There’s a point in the 12-minute dashcam video of Chief Allan Adam’s encounter with the RCMP late one night in Fort McMurray, Alta., that literally took my breath away.
Like a raging bull, an officer appears out of nowhere, knocks Adam off his feet and smashes his face into the pavement.
Before that moment, another officer had Adam by the arm. By the time Adam is beaten, handcuffed and confined in the back of a police cruiser there are at least eight cops on the scene.
All of this because Adam’s licence plate had expired?
This is the same red-coated RCMP that stand tall on so many ceremonial occasions as a symbol of Canadian values? The same RCMP that have a legendary place in Canadian history, especially in Western Canada?
If they didn’t have POLICE labels on their backs in that dash-cam video, they would look like any other bunch of thugs out for a brawl.
I got stopped once in Calgary for an expired licence plate. The police officer issued me an expensive ticket and I was sent on my way. I was annoyed (at myself mostly), but never once did it occur to me to be afraid of what that police officer might do to me.
But then I am not Indigenous or Black.
In March, when Adam left a casino with his wife to return to his parked truck, there’s no question that he was angered just by the presence of an RCMP patrol car all aglow with flashing lights.
But rather than ignore his outburst, simply issue a ticket and drive away, the officers seem intent on escalating the situation. Was it because Adam is Indigenous? An easy target as far as they are concerned? Did they know he was a high-profile Indigenous leader? Or did they think he was just another Indigenous guy that they could easily push around with no consequence?
Does this happen routinely in Fort McMurray?
Hopefully, these questions and others will be answered by the independent body (Alberta Serious Incident Response Team) that will look into the situation. Thankfully, the RCMP won’t be investigating itself this time around.

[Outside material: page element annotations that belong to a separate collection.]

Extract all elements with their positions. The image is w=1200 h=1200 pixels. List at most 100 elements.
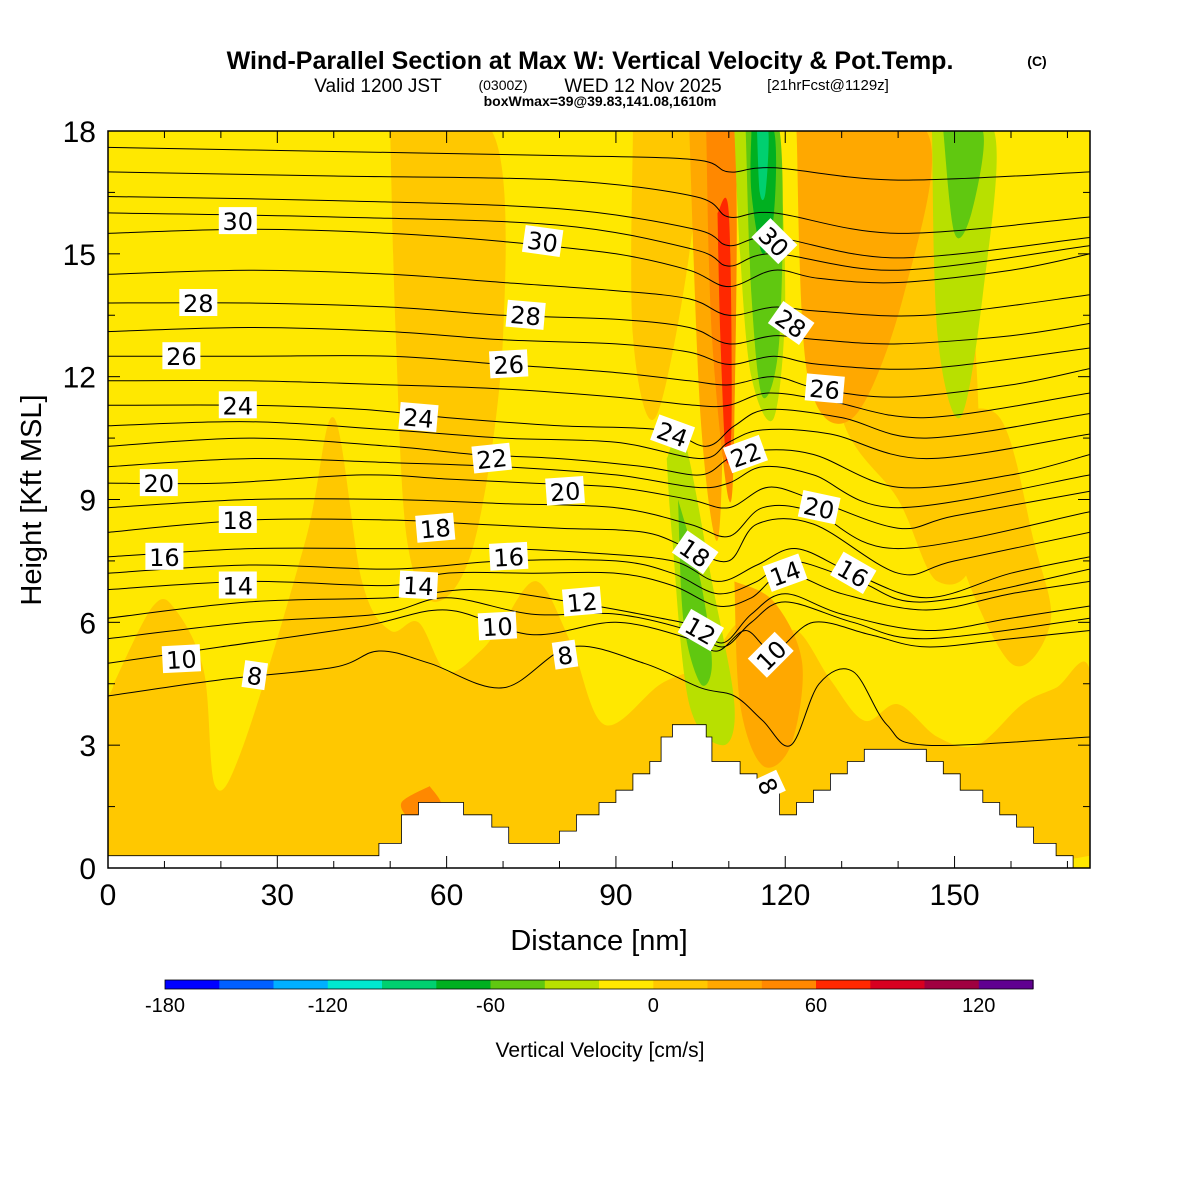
theta-contour-22 bbox=[108, 437, 1090, 489]
x-tick-label: 30 bbox=[261, 879, 294, 912]
svg-text:26: 26 bbox=[493, 351, 525, 381]
colorbar-tick-label: 60 bbox=[805, 995, 827, 1017]
colorbar-label: Vertical Velocity [cm/s] bbox=[496, 1039, 705, 1062]
contour-label-24-1: 24 bbox=[398, 401, 439, 434]
svg-text:14: 14 bbox=[402, 572, 434, 602]
title-block: Wind-Parallel Section at Max W: Vertical… bbox=[227, 47, 1047, 109]
colorbar-swatch-10 bbox=[707, 980, 763, 989]
colorbar-swatch-8 bbox=[599, 980, 654, 989]
theta-contour-unlabeled-10 bbox=[108, 326, 1090, 370]
contour-label-12-0: 12 bbox=[561, 586, 603, 619]
x-axis: 0 30 60 90 120 150 bbox=[100, 131, 1068, 912]
svg-text:26: 26 bbox=[808, 375, 841, 406]
colorbar-tick-label: -60 bbox=[476, 995, 505, 1017]
colorbar-swatch-14 bbox=[924, 980, 980, 989]
colorbar-tick-label: -120 bbox=[308, 995, 348, 1017]
contour-label-26-2: 26 bbox=[804, 373, 845, 406]
contour-label-28-1: 28 bbox=[505, 299, 546, 332]
colorbar-tick-label: -180 bbox=[145, 995, 185, 1017]
theta-contour-16 bbox=[108, 547, 1090, 599]
theta-contour-26 bbox=[108, 355, 1090, 398]
contour-label-16-1: 16 bbox=[488, 541, 529, 573]
svg-text:28: 28 bbox=[509, 301, 542, 332]
theta-contour-14 bbox=[108, 571, 1090, 611]
colorbar-swatch-12 bbox=[816, 980, 871, 989]
velocity-region-13 bbox=[932, 131, 997, 419]
velocity-region-2 bbox=[631, 131, 700, 420]
x-tick-label: 120 bbox=[760, 879, 810, 912]
valid-time-line: Valid 1200 JST (0300Z) WED 12 Nov 2025 [… bbox=[314, 76, 889, 97]
theta-contour-20 bbox=[108, 474, 1090, 530]
colorbar-frame bbox=[164, 979, 1034, 990]
y-tick-label: 6 bbox=[79, 607, 96, 640]
contour-label-26-0: 26 bbox=[162, 342, 201, 371]
svg-text:30: 30 bbox=[223, 208, 254, 236]
svg-text:26: 26 bbox=[166, 343, 197, 371]
valid-zulu: (0300Z) bbox=[478, 77, 527, 93]
terrain-profile bbox=[108, 724, 1090, 868]
theta-contour-unlabeled-9 bbox=[108, 379, 1090, 419]
contour-label-18-0: 18 bbox=[218, 506, 257, 535]
y-tick-label: 0 bbox=[79, 853, 96, 886]
theta-contour-28 bbox=[108, 302, 1090, 345]
svg-text:24: 24 bbox=[223, 392, 254, 420]
contour-label-18-1: 18 bbox=[415, 512, 456, 545]
svg-text:30: 30 bbox=[525, 227, 559, 259]
contour-label-30-1: 30 bbox=[521, 224, 564, 259]
svg-text:8: 8 bbox=[245, 662, 264, 692]
svg-text:14: 14 bbox=[223, 573, 254, 601]
colorbar-swatch-4 bbox=[382, 980, 437, 989]
contour-label-20-1: 20 bbox=[545, 476, 585, 507]
contour-label-28-0: 28 bbox=[179, 289, 218, 318]
contour-label-10-1: 10 bbox=[477, 611, 518, 643]
y-tick-label: 12 bbox=[63, 362, 96, 395]
y-tick-label: 3 bbox=[79, 730, 96, 763]
velocity-region-0 bbox=[108, 417, 1090, 868]
svg-text:16: 16 bbox=[493, 543, 525, 573]
svg-text:20: 20 bbox=[801, 492, 837, 526]
svg-text:12: 12 bbox=[566, 588, 599, 619]
valid-prefix: Valid 1200 JST bbox=[314, 76, 442, 97]
colorbar-swatch-2 bbox=[273, 980, 329, 989]
box-max-info: boxWmax=39@39.83,141.08,1610m bbox=[484, 93, 717, 109]
colorbar-swatch-1 bbox=[219, 980, 275, 989]
svg-text:8: 8 bbox=[556, 641, 575, 671]
colorbar-swatch-7 bbox=[544, 980, 600, 989]
contour-label-14-1: 14 bbox=[398, 570, 439, 602]
colorbar-swatch-15 bbox=[978, 980, 1034, 989]
y-axis-label: Height [Kft MSL] bbox=[16, 394, 48, 605]
colorbar-swatch-11 bbox=[761, 980, 817, 989]
colorbar-swatch-0 bbox=[165, 980, 220, 989]
x-tick-label: 0 bbox=[100, 879, 117, 912]
contour-label-24-0: 24 bbox=[218, 391, 257, 420]
theta-contour-unlabeled-11 bbox=[108, 269, 1090, 317]
contour-label-8-0: 8 bbox=[241, 660, 269, 692]
contour-label-8-1: 8 bbox=[551, 639, 579, 671]
colorbar-tick-label: 0 bbox=[648, 995, 659, 1017]
svg-text:18: 18 bbox=[223, 507, 254, 535]
x-tick-label: 90 bbox=[599, 879, 632, 912]
contour-label-26-1: 26 bbox=[488, 349, 529, 381]
theta-contour-unlabeled-8 bbox=[108, 421, 1090, 460]
x-tick-label: 60 bbox=[430, 879, 463, 912]
svg-text:10: 10 bbox=[481, 613, 513, 643]
valid-date: WED 12 Nov 2025 bbox=[564, 76, 721, 97]
theta-contour-8 bbox=[108, 645, 1090, 747]
velocity-region-6 bbox=[796, 131, 933, 424]
svg-text:18: 18 bbox=[419, 514, 452, 545]
y-tick-label: 9 bbox=[79, 485, 96, 518]
terrain-fill bbox=[108, 724, 1090, 868]
colorbar-tick-label: 120 bbox=[962, 995, 995, 1017]
copyright-mark: (C) bbox=[1027, 53, 1046, 69]
theta-contour-unlabeled-3 bbox=[108, 146, 1090, 181]
chart-title: Wind-Parallel Section at Max W: Vertical… bbox=[227, 47, 954, 75]
theta-contour-unlabeled-4 bbox=[108, 597, 1090, 648]
y-tick-label: 18 bbox=[63, 116, 96, 149]
x-axis-label: Distance [nm] bbox=[510, 925, 687, 957]
svg-text:22: 22 bbox=[475, 444, 508, 475]
theta-contour-unlabeled-1 bbox=[108, 196, 1090, 259]
y-axis: 0 3 6 9 12 15 18 bbox=[63, 116, 1090, 886]
colorbar: -180 -120 -60 0 60 120 bbox=[145, 979, 1034, 1017]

Allan Adam is a controversial leader and has been for some time. He’s chief of the Athabasca-Chipewyan First Nation, a group of reserves north of and downstream from several oilsands operations. He has brought attention to the oilsands, the pollution and the price paid by Indigenous communities by inviting celebrities such as Archbishop Desmond Tutu, Jane Fonda and Neil Young to see the damage for themselves.
But he’s also been adamant about getting a share of the wealth created by the development of bitumen for the First Nations, who live with the environmental, health and social consequences.

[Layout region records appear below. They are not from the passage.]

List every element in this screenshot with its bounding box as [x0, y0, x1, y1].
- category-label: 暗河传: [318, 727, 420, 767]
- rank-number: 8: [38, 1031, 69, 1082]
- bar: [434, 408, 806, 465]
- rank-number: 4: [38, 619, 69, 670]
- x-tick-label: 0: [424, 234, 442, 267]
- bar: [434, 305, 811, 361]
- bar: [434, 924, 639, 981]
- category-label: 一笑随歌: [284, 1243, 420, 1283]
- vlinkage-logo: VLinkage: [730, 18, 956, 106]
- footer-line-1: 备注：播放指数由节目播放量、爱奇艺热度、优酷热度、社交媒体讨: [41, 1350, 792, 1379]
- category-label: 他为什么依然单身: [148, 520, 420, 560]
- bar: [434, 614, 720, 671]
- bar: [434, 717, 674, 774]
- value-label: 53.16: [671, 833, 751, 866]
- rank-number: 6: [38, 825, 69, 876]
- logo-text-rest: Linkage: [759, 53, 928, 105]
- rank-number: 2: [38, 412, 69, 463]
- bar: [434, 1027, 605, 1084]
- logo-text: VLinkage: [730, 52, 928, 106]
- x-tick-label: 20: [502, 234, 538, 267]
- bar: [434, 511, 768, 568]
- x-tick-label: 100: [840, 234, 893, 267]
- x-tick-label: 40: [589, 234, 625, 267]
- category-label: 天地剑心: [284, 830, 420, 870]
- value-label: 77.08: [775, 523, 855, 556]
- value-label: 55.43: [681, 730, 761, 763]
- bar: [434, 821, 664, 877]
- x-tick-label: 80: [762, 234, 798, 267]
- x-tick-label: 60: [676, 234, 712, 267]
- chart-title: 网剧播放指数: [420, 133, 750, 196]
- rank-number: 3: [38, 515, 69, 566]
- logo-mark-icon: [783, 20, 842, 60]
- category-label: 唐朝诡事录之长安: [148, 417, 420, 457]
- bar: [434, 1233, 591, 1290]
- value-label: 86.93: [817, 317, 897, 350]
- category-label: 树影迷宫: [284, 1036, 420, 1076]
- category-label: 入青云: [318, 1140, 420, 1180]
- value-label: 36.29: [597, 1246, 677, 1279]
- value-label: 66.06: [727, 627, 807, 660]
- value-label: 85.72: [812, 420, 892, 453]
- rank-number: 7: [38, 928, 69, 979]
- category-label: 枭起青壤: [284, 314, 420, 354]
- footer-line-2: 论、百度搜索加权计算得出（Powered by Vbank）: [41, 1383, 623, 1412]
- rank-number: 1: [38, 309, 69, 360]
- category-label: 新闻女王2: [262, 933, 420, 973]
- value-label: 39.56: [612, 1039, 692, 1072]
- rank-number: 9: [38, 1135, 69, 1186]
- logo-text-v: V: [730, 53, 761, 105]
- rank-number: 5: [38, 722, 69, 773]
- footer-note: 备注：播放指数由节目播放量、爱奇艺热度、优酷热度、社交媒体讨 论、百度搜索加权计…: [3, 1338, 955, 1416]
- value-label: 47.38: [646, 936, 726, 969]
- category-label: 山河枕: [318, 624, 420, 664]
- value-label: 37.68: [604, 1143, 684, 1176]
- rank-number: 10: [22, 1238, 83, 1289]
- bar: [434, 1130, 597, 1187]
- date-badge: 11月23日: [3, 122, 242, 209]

In 2018, he negotiated a participation agreement with Teck Resources, which was planning to develop an oilsands mine in the region but later pulled out.
If you know the history of the RCMP in the West and Allan Adam’s role in trying to create a better life for Indigenous people in northern Alberta, that dash-cam video couldn’t be more symbolic of the relationship between the Mounties and Canada’s Indigenous people.
Originally called the North West Mounted Police, the paramilitary force was established by prime minister John A. Macdonald and modelled after the Royal Irish Constabulary, which was the Brits’ way of keeping down the Irish.
Once the North West Mounted Police had made their way west on horseback and established forts and outposts in what is now Saskatchewan and Alberta, they became the enforcers of federal government policies that restricted Indigenous people to reserves so as to clear land for settlers.
In 1885, the force played a key role in quashing an armed rebellion of Métis and Indigenous people in Saskatchewan. Métis Leader Louis Riel and other participants in the insurgency were subsequently hanged.
Later on, it was often the RCMP who took kids from their families and delivered them to residential schools run by various Christian denominations.
Today, the Mounties police communities across the West and the North, including remote Indigenous communities where there isn’t much recourse for anyone who objects to their use of authority. In many ways the RCMP has become a living symbol of cruel colonialism. But unlike a statue of Christopher Columbus or that slave trader in Bristol, England, they can’t be easily dispatched.
Or, it would seem, easily changed for the better.